Mr Blog has this to say on the matter:
Defining the debate as “freedom versus security” circumvents the question of whether the various proposals, in fact, improve security. Where is the evidence for this assumption that any of these measures can help ensure security?
He then attacks various supposed US security measures on cost effectiveness grounds. This critique is good as far as it goes. Indeed we do not want to hand on to our grandchildren a society bankrupted by a million futile security measures which weren’t. That’s true.
But I think Mr Blog is making a fundamental error of omission here. The really big consequence of framing things as “freedom versus security” is to smuggle past you the notion that “freedom” can never ever be any good for “security”. Yet plainly it can.
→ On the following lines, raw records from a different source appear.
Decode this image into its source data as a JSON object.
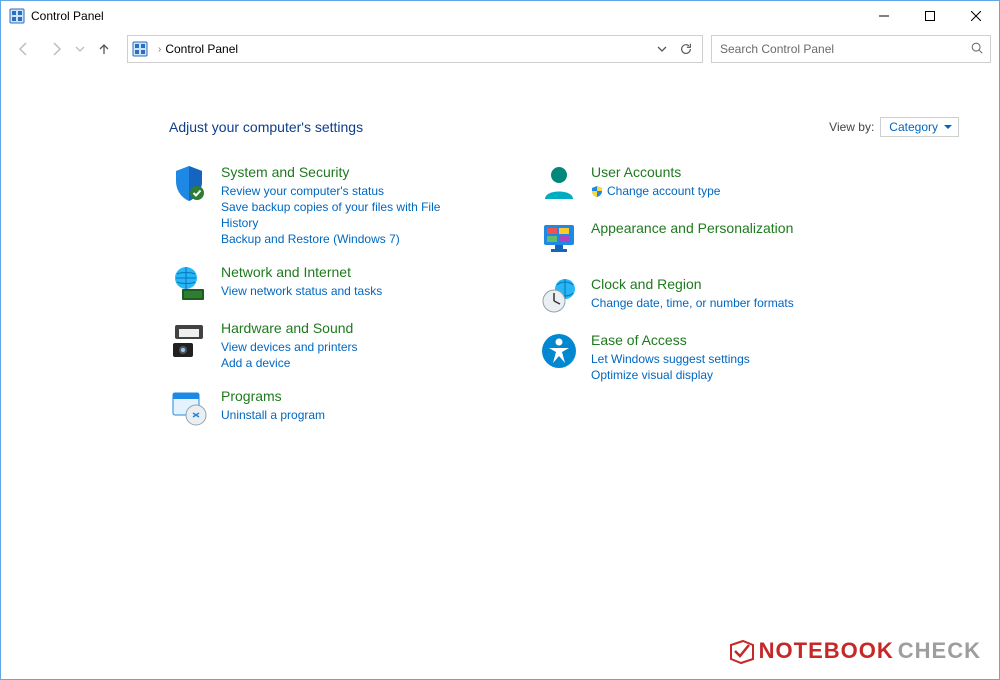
{
  "window": {
    "title": "Control Panel"
  },
  "address": {
    "root_label": "Control Panel"
  },
  "search": {
    "placeholder": "Search Control Panel"
  },
  "heading": "Adjust your computer's settings",
  "viewby": {
    "label": "View by:",
    "value": "Category"
  },
  "left": [
    {
      "title": "System and Security",
      "links": [
        "Review your computer's status",
        "Save backup copies of your files with File History",
        "Backup and Restore (Windows 7)"
      ]
    },
    {
      "title": "Network and Internet",
      "links": [
        "View network status and tasks"
      ]
    },
    {
      "title": "Hardware and Sound",
      "links": [
        "View devices and printers",
        "Add a device"
      ]
    },
    {
      "title": "Programs",
      "links": [
        "Uninstall a program"
      ]
    }
  ],
  "right": [
    {
      "title": "User Accounts",
      "links": [
        "Change account type"
      ],
      "uac_on_first_link": true
    },
    {
      "title": "Appearance and Personalization",
      "links": []
    },
    {
      "title": "Clock and Region",
      "links": [
        "Change date, time, or number formats"
      ]
    },
    {
      "title": "Ease of Access",
      "links": [
        "Let Windows suggest settings",
        "Optimize visual display"
      ]
    }
  ],
  "watermark": {
    "nb": "NOTEBOOK",
    "ck": "CHECK"
  }
}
If the populus is numbed into a state of brainless inertia by laws that take away their freedom, and which simultaneously promise to create security, then a major source of security, in the form of individuals protecting themselves and each other, may be switched off, and by the very measures which were supposedly going to make us all more secure. The “cost” of “security” measures isn’t only that they cost us a ton of money, or even that they cost us freedom. What if, by costing us freedom, they also reduce security? That’s the biggest problem with framing this argument as “freedom versus security”.
As I have probably said here before, this debate reminds me of the Economic Calculation debate of a hundred years ago, and Mr Blog is just like one of those anti-economic-planning grumblers of days gone by who complained that planning would be more of a muddle and less of a spur to prosperity than pro-planners fancied, and that it would eat up our freedoms to insufficiently good effect. But that was to miss the vital point about prosperity, which was that in order to get it, you had to have freedom. No freedom, no prosperity.
What if security is the same? No freedom, no security. I think it is, and I think that’s true. And I want some latter day Von Mises to write a huge book which proves it.
Mr Blog’s error is all the more distressing because he frames the question so clearly.
There is a large lobby in the USA which sees the “security” issues mostly as an issue of “freedom” which gets translated into the “right to bear arms” (not 18th Century muskets, but the most lethal of modern weapons please)
For example, here in the UK, the protests against potential RFID tags on consumer products draw very peaceable, low key, polite and civilised sort of people.
In the USA, they have these as well, but there is also support from groups like Jews for the Preservation of Firearms Ownership Inc whose greatest fear seems to be that RFID tags on guns or ammunition might become feasible (both of which are on sale from US supermarkets)
I don’t disagree with your post at all. I don’t believe my little rant that you reference is inconsistent with your point. I agree completely. You’re saying some things I agree with, but it doesn’t come across well in my little rant. To some degree I was trying to say the same thing, that the whole point of claiming that security always trades-off against privacy is a falacy, that you must always sacrifice one for the other. I tried to say that by saying that many of the measures being deployed or proposed only harm privacy and have no positive impact on security at all. Anyway, nice post.
Thanks Mr B, for taking my post in the exactly right spirit. I disagreed with nothing you said either!
Basically, I think that if we argue the finer points of our case amongst ourselves, we are that much more likely to draw attention to it from third parties.
We also make our own case all the stronger.
Thanks again.
I hate to interupt a blogosphere love-fest but there is something which escapes me and perhaps it is because it is still very early here on the leftish coast of NA. You say, Brian, ” What if, by costing us freedom, they also reduce security?”
Could you please offer an example of such a phenomenon? Are you referring back to “If the populus is numbed into a state of brainless inertia by laws that take away their freedom, and which simultaneously promise to create security, then a major source of security, in the form of individuals protecting themselves and each other, may be switched off…”
Sorta of like relying on TV cameras on lamp-posts rather than people looking out their front windows?